Science

Why you need a copy editor (even if English is your first language)

If I had a dime for every time someone told me “I’m a native speaker, I don’t need a copy editor,” I could afford a box of my favorite pens.

 

(By the way, that would be the Faber-Castell Uni-ball Micro Point, black, please. My birthday is in January. Thank you in advance.)

 

Most academic writing is bad

 

We must highlight one thing up front: most academic writing is bad. Some of it is really bad. There are many reasons for this, none of which have to do with the intelligence of the writers.

 

Writing in Foreign Policy in 2013, Stephen M. Walt suggested that there are several reasons for lousy academic writing. According to Walt, the first and most obvious reason is that academic subject matter tends to be complicated and confusing to explain in plain English. Fair enough, but as Walt points out, many great thinkers manage to turn out beautifully written papers. I don’t read German, but the English translations of Einstein’s papers are easily accessible even to the non-physicist (right up to the point that Einstein whips out the mathematics, at which point he loses me.)

 

The second reason cited by Walt is subtler. Bad academic writing often emerges from a failure to understand the distinction between what Walt calls “the logic of discovery” and “the logic of presentation.” The way that a scientist approaches and solves a problem is like a narrative because it happens in real time. Unfortunately, narrative form happens to be an utterly terrible way to write a scientific article. Scientific writers must learn empathy for the reader. You have to appreciate that the reader does not already know what you know. This is tougher than it sounds.

 

Fear of being wrong

 

The final primary reason for bad academic writing, according to Walt, is fear of being wrong. If a writer feels unsure about the data or the conclusions drawn from them, they will hide behind convoluted language to be able to claim that they were misunderstood if later shown to be wrong by their colleagues. Confident writers, on the other hand, can afford to use straightforward declarative language.

 

Science as I-language

 

I have a much simpler reason why so much scientific writing is bad: most writers don’t know how to do it. Writing in the Chronicle of Higher Education in 2016, Noah Berlatsky suggested that many great scientists are simply bad writers. Writing is a talent, like doing math or getting a great tan. Some people can do it, and some people can’t.

 

 

I think of scientific writing as being a language unto itself. The actual idiom used (English, German, etc.) is merely the externalization of this language. Linguists will hear me echoing Noam Chomsky here.

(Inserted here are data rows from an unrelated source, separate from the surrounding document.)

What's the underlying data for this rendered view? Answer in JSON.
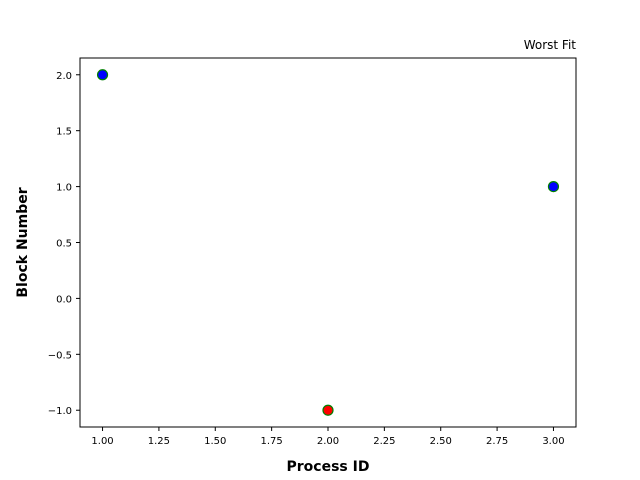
{
  "chart_data": {
    "type": "scatter",
    "title": "Worst Fit",
    "xlabel": "Process ID",
    "ylabel": "Block Number",
    "xlim": [
      0.9,
      3.1
    ],
    "ylim": [
      -1.15,
      2.15
    ],
    "grid": false,
    "x_ticks": [
      1.0,
      1.25,
      1.5,
      1.75,
      2.0,
      2.25,
      2.5,
      2.75,
      3.0
    ],
    "x_tick_labels": [
      "1.00",
      "1.25",
      "1.50",
      "1.75",
      "2.00",
      "2.25",
      "2.50",
      "2.75",
      "3.00"
    ],
    "y_ticks": [
      -1.0,
      -0.5,
      0.0,
      0.5,
      1.0,
      1.5,
      2.0
    ],
    "y_tick_labels": [
      "−1.0",
      "−0.5",
      "0.0",
      "0.5",
      "1.0",
      "1.5",
      "2.0"
    ],
    "points": [
      {
        "x": 1,
        "y": 2,
        "color": "#0000ff",
        "edge_color": "#008000"
      },
      {
        "x": 2,
        "y": -1,
        "color": "#ff0000",
        "edge_color": "#008000"
      },
      {
        "x": 3,
        "y": 1,
        "color": "#0000ff",
        "edge_color": "#008000"
      }
    ]
  }
}
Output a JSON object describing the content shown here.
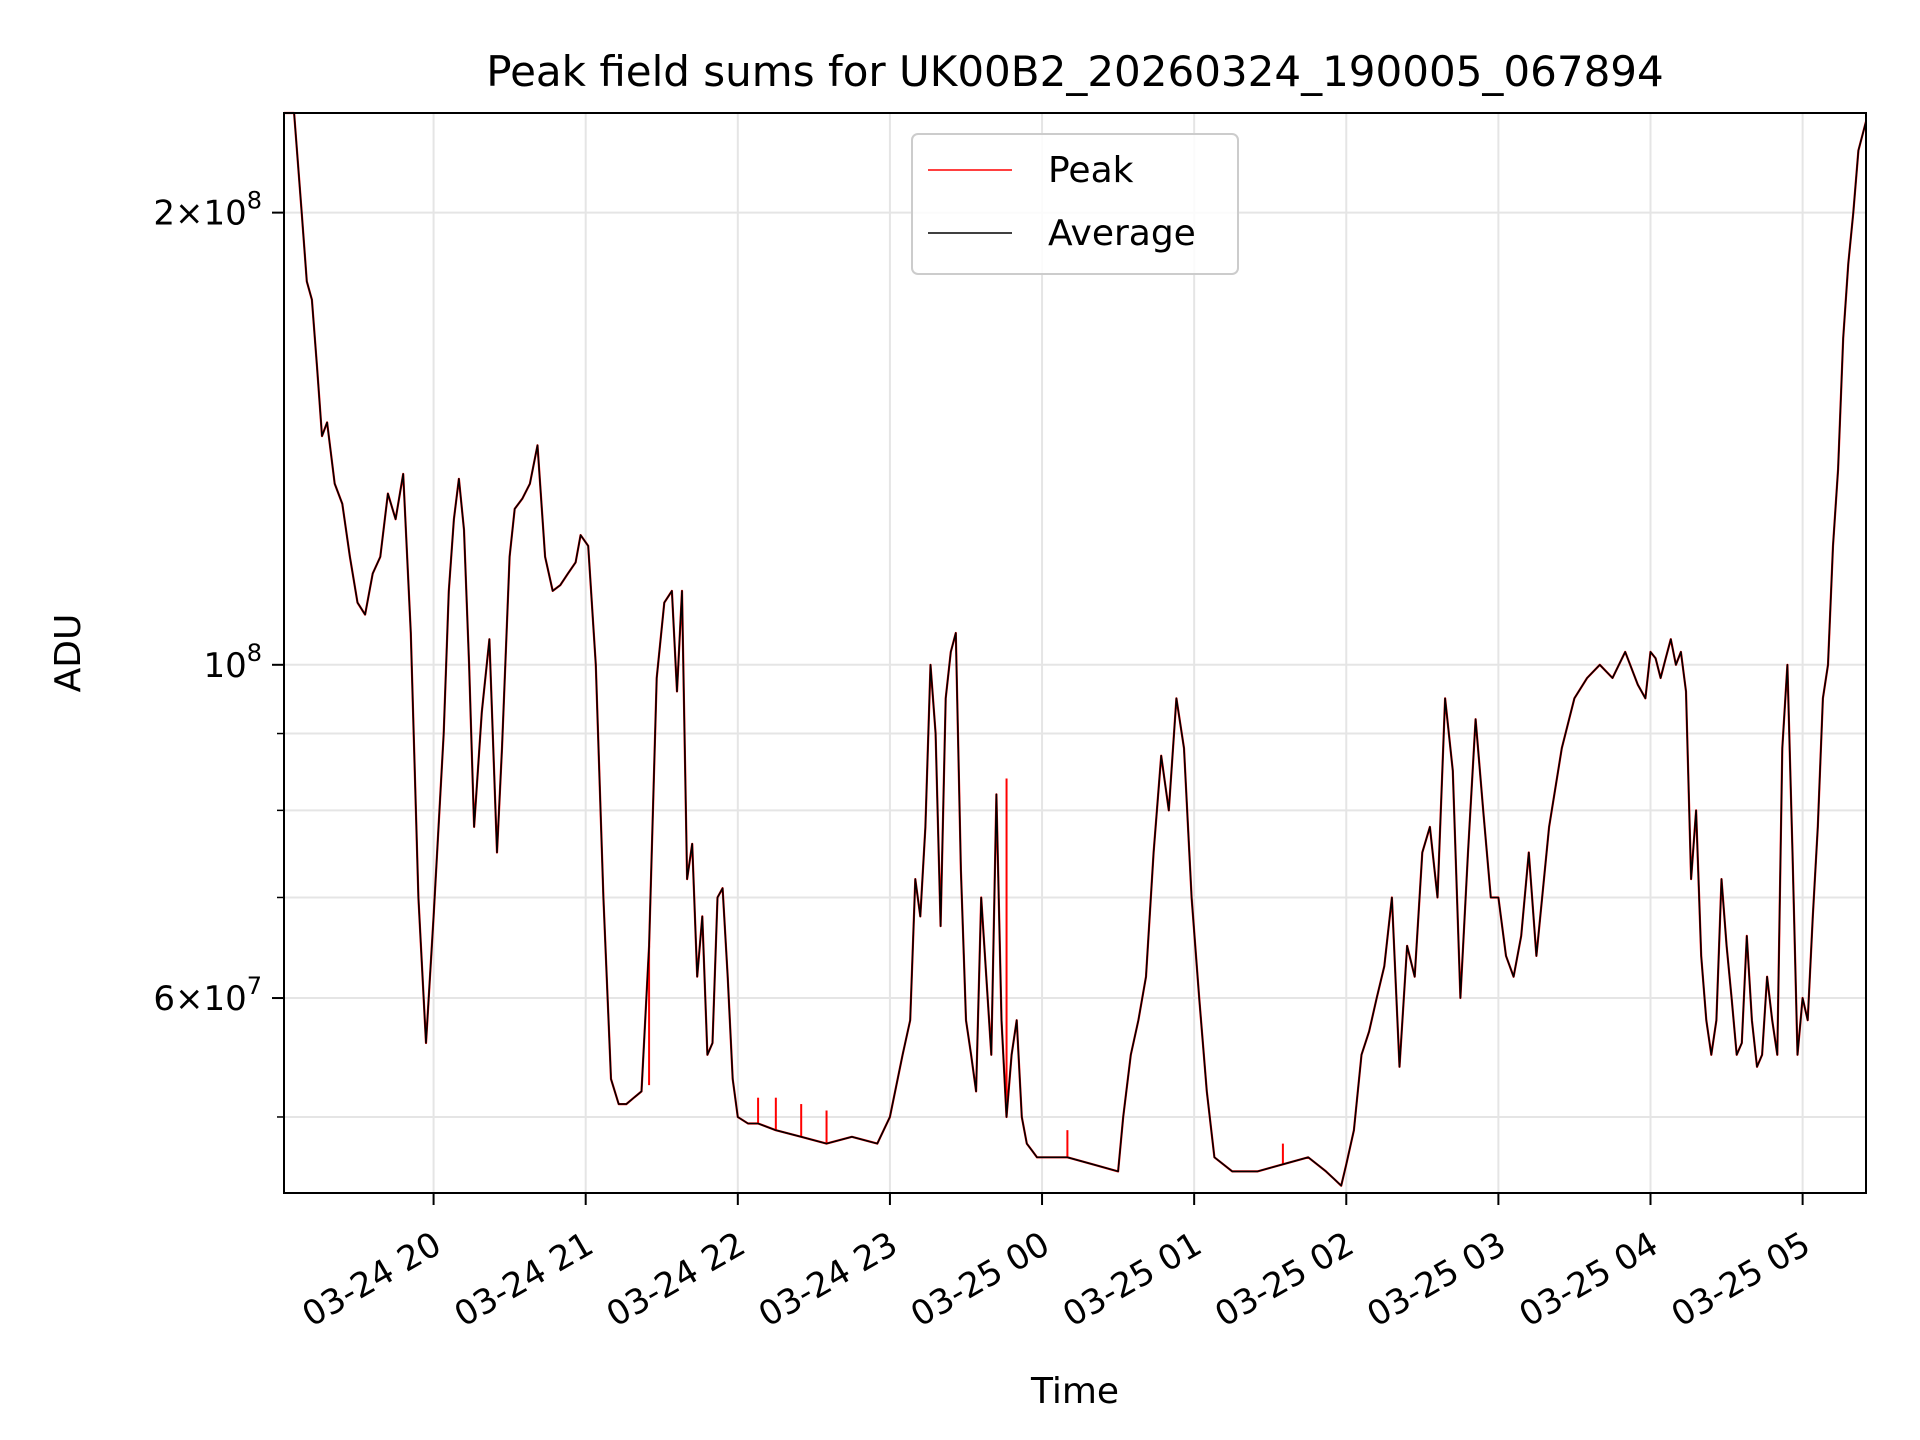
{
  "chart_data": {
    "type": "line",
    "title": "Peak field sums for UK00B2_20260324_190005_067894",
    "xlabel": "Time",
    "ylabel": "ADU",
    "yscale": "log",
    "grid": true,
    "legend_position": "upper-center",
    "xlim": [
      "2026-03-24 19:01",
      "2026-03-25 05:25"
    ],
    "ylim": [
      44500000,
      233000000
    ],
    "x_ticks": [
      {
        "t": "2026-03-24 20:00",
        "label": "03-24 20"
      },
      {
        "t": "2026-03-24 21:00",
        "label": "03-24 21"
      },
      {
        "t": "2026-03-24 22:00",
        "label": "03-24 22"
      },
      {
        "t": "2026-03-24 23:00",
        "label": "03-24 23"
      },
      {
        "t": "2026-03-25 00:00",
        "label": "03-25 00"
      },
      {
        "t": "2026-03-25 01:00",
        "label": "03-25 01"
      },
      {
        "t": "2026-03-25 02:00",
        "label": "03-25 02"
      },
      {
        "t": "2026-03-25 03:00",
        "label": "03-25 03"
      },
      {
        "t": "2026-03-25 04:00",
        "label": "03-25 04"
      },
      {
        "t": "2026-03-25 05:00",
        "label": "03-25 05"
      }
    ],
    "y_major_ticks": [
      {
        "v": 60000000,
        "mant": "6",
        "exp": "7"
      },
      {
        "v": 100000000,
        "mant": "",
        "exp": "8"
      },
      {
        "v": 200000000,
        "mant": "2",
        "exp": "8"
      }
    ],
    "y_minor_gridlines": [
      50000000,
      70000000,
      80000000,
      90000000
    ],
    "times_of_day": [
      "19:01",
      "19:05",
      "19:08",
      "19:10",
      "19:12",
      "19:14",
      "19:16",
      "19:18",
      "19:21",
      "19:24",
      "19:27",
      "19:30",
      "19:33",
      "19:36",
      "19:39",
      "19:42",
      "19:45",
      "19:48",
      "19:51",
      "19:54",
      "19:57",
      "20:00",
      "20:04",
      "20:06",
      "20:08",
      "20:10",
      "20:12",
      "20:14",
      "20:16",
      "20:19",
      "20:22",
      "20:25",
      "20:27",
      "20:30",
      "20:32",
      "20:35",
      "20:38",
      "20:41",
      "20:44",
      "20:47",
      "20:50",
      "20:53",
      "20:56",
      "20:58",
      "21:01",
      "21:04",
      "21:07",
      "21:10",
      "21:13",
      "21:16",
      "21:19",
      "21:22",
      "21:25",
      "21:28",
      "21:31",
      "21:34",
      "21:36",
      "21:38",
      "21:40",
      "21:42",
      "21:44",
      "21:46",
      "21:48",
      "21:50",
      "21:52",
      "21:54",
      "21:56",
      "21:58",
      "22:00",
      "22:04",
      "22:08",
      "22:15",
      "22:25",
      "22:35",
      "22:45",
      "22:55",
      "23:00",
      "23:05",
      "23:08",
      "23:10",
      "23:12",
      "23:14",
      "23:16",
      "23:18",
      "23:20",
      "23:22",
      "23:24",
      "23:26",
      "23:28",
      "23:30",
      "23:32",
      "23:34",
      "23:36",
      "23:38",
      "23:40",
      "23:42",
      "23:44",
      "23:46",
      "23:48",
      "23:50",
      "23:52",
      "23:54",
      "23:56",
      "23:58",
      "00:00",
      "00:10",
      "00:20",
      "00:30",
      "00:32",
      "00:35",
      "00:38",
      "00:41",
      "00:44",
      "00:47",
      "00:50",
      "00:53",
      "00:56",
      "00:59",
      "01:02",
      "01:05",
      "01:08",
      "01:15",
      "01:25",
      "01:35",
      "01:45",
      "01:52",
      "01:55",
      "01:58",
      "02:00",
      "02:03",
      "02:06",
      "02:09",
      "02:12",
      "02:15",
      "02:18",
      "02:21",
      "02:24",
      "02:27",
      "02:30",
      "02:33",
      "02:36",
      "02:39",
      "02:42",
      "02:45",
      "02:48",
      "02:51",
      "02:54",
      "02:57",
      "03:00",
      "03:03",
      "03:06",
      "03:09",
      "03:12",
      "03:15",
      "03:20",
      "03:25",
      "03:30",
      "03:35",
      "03:40",
      "03:45",
      "03:50",
      "03:55",
      "03:58",
      "04:00",
      "04:02",
      "04:04",
      "04:06",
      "04:08",
      "04:10",
      "04:12",
      "04:14",
      "04:16",
      "04:18",
      "04:20",
      "04:22",
      "04:24",
      "04:26",
      "04:28",
      "04:30",
      "04:32",
      "04:34",
      "04:36",
      "04:38",
      "04:40",
      "04:42",
      "04:44",
      "04:46",
      "04:48",
      "04:50",
      "04:52",
      "04:54",
      "04:56",
      "04:58",
      "05:00",
      "05:02",
      "05:04",
      "05:06",
      "05:08",
      "05:10",
      "05:12",
      "05:14",
      "05:16",
      "05:18",
      "05:20",
      "05:22",
      "05:25"
    ],
    "average_values": [
      233000000,
      233000000,
      200000000,
      180000000,
      175000000,
      158000000,
      142000000,
      145000000,
      132000000,
      128000000,
      118000000,
      110000000,
      108000000,
      115000000,
      118000000,
      130000000,
      125000000,
      134000000,
      105000000,
      70000000,
      56000000,
      68000000,
      90000000,
      112000000,
      125000000,
      133000000,
      123000000,
      100000000,
      78000000,
      93000000,
      104000000,
      75000000,
      88000000,
      118000000,
      127000000,
      129000000,
      132000000,
      140000000,
      118000000,
      112000000,
      113000000,
      115000000,
      117000000,
      122000000,
      120000000,
      100000000,
      70000000,
      53000000,
      51000000,
      51000000,
      51500000,
      52000000,
      65000000,
      98000000,
      110000000,
      112000000,
      96000000,
      112000000,
      72000000,
      76000000,
      62000000,
      68000000,
      55000000,
      56000000,
      70000000,
      71000000,
      62000000,
      53000000,
      50000000,
      49500000,
      49500000,
      49000000,
      48500000,
      48000000,
      48500000,
      48000000,
      50000000,
      55000000,
      58000000,
      72000000,
      68000000,
      78000000,
      100000000,
      90000000,
      67000000,
      95000000,
      102000000,
      105000000,
      73000000,
      58000000,
      55000000,
      52000000,
      70000000,
      62000000,
      55000000,
      82000000,
      58000000,
      50000000,
      55000000,
      58000000,
      50000000,
      48000000,
      47500000,
      47000000,
      47000000,
      47000000,
      46500000,
      46000000,
      50000000,
      55000000,
      58000000,
      62000000,
      75000000,
      87000000,
      80000000,
      95000000,
      88000000,
      70000000,
      60000000,
      52000000,
      47000000,
      46000000,
      46000000,
      46500000,
      47000000,
      46000000,
      45500000,
      45000000,
      46500000,
      49000000,
      55000000,
      57000000,
      60000000,
      63000000,
      70000000,
      54000000,
      65000000,
      62000000,
      75000000,
      78000000,
      70000000,
      95000000,
      85000000,
      60000000,
      75000000,
      92000000,
      80000000,
      70000000,
      70000000,
      64000000,
      62000000,
      66000000,
      75000000,
      64000000,
      78000000,
      88000000,
      95000000,
      98000000,
      100000000,
      98000000,
      102000000,
      97000000,
      95000000,
      102000000,
      101000000,
      98000000,
      101000000,
      104000000,
      100000000,
      102000000,
      96000000,
      72000000,
      80000000,
      64000000,
      58000000,
      55000000,
      58000000,
      72000000,
      65000000,
      60000000,
      55000000,
      56000000,
      66000000,
      58000000,
      54000000,
      55000000,
      62000000,
      58000000,
      55000000,
      88000000,
      100000000,
      75000000,
      55000000,
      60000000,
      58000000,
      68000000,
      78000000,
      95000000,
      100000000,
      120000000,
      135000000,
      165000000,
      185000000,
      200000000,
      220000000,
      230000000,
      233000000
    ],
    "peak_deltas": [
      {
        "t": "19:27",
        "v": 118000000
      },
      {
        "t": "21:25",
        "v": 52500000
      },
      {
        "t": "22:08",
        "v": 51500000
      },
      {
        "t": "22:15",
        "v": 51500000
      },
      {
        "t": "22:25",
        "v": 51000000
      },
      {
        "t": "22:35",
        "v": 50500000
      },
      {
        "t": "23:46",
        "v": 84000000
      },
      {
        "t": "00:10",
        "v": 49000000
      },
      {
        "t": "01:35",
        "v": 48000000
      }
    ],
    "series": [
      {
        "name": "Peak",
        "color": "#ff0000"
      },
      {
        "name": "Average",
        "color": "#000000"
      }
    ]
  }
}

Chomsky argues that there is really only one language, and the English and Portuguese that we speak are merely the externalizations of that language.

 

As with Chomsky’s internal language, so it is with scientific writing. The latter has a structure and a logic that precedes the data and its presentation. Unlike Chomsky’s “I-language,” however, scientific writing is not innate and must be learned.

 

You’ve spent years learning the science: why learn the language of scientific writing now? There are two significant reasons: you’ll publish more, and your career will benefit from knowing how to write scientific papers

 

Faster publication

 

In my career as a science/medicine copy editor, I’ve noticed that the best writers turn out the highest volumes of papers. It has nothing to do with their typing ability – for all I know they use the hunt-and-peck method. The most productive writers just get it. They speak the language of writing scientific papers, and they spend less time in front of their computers with their heads in their hands.

 

Enhanced reputation

 

Publish or perish is not just a slogan. You must publish to advance your career. If your writing is not holding you back, you can spend more time on the bench or in the field doing the work. A high volume of quality papers on your CV won’t guarantee you tenure, but a thin CV full of poorly written papers isn’t going to help you much.

 

Second opinion

 

If you just cannot learn the language of science writing and you need to get a high volume of papers out, a science copy editor can help you. I speak the “I-language” of science papers already, so you don’t need to learn how to do it yourself. I am also another set of eyes. A second opinion may be difficult for some scientists to solicit, but it can make the difference between acceptance and rejection.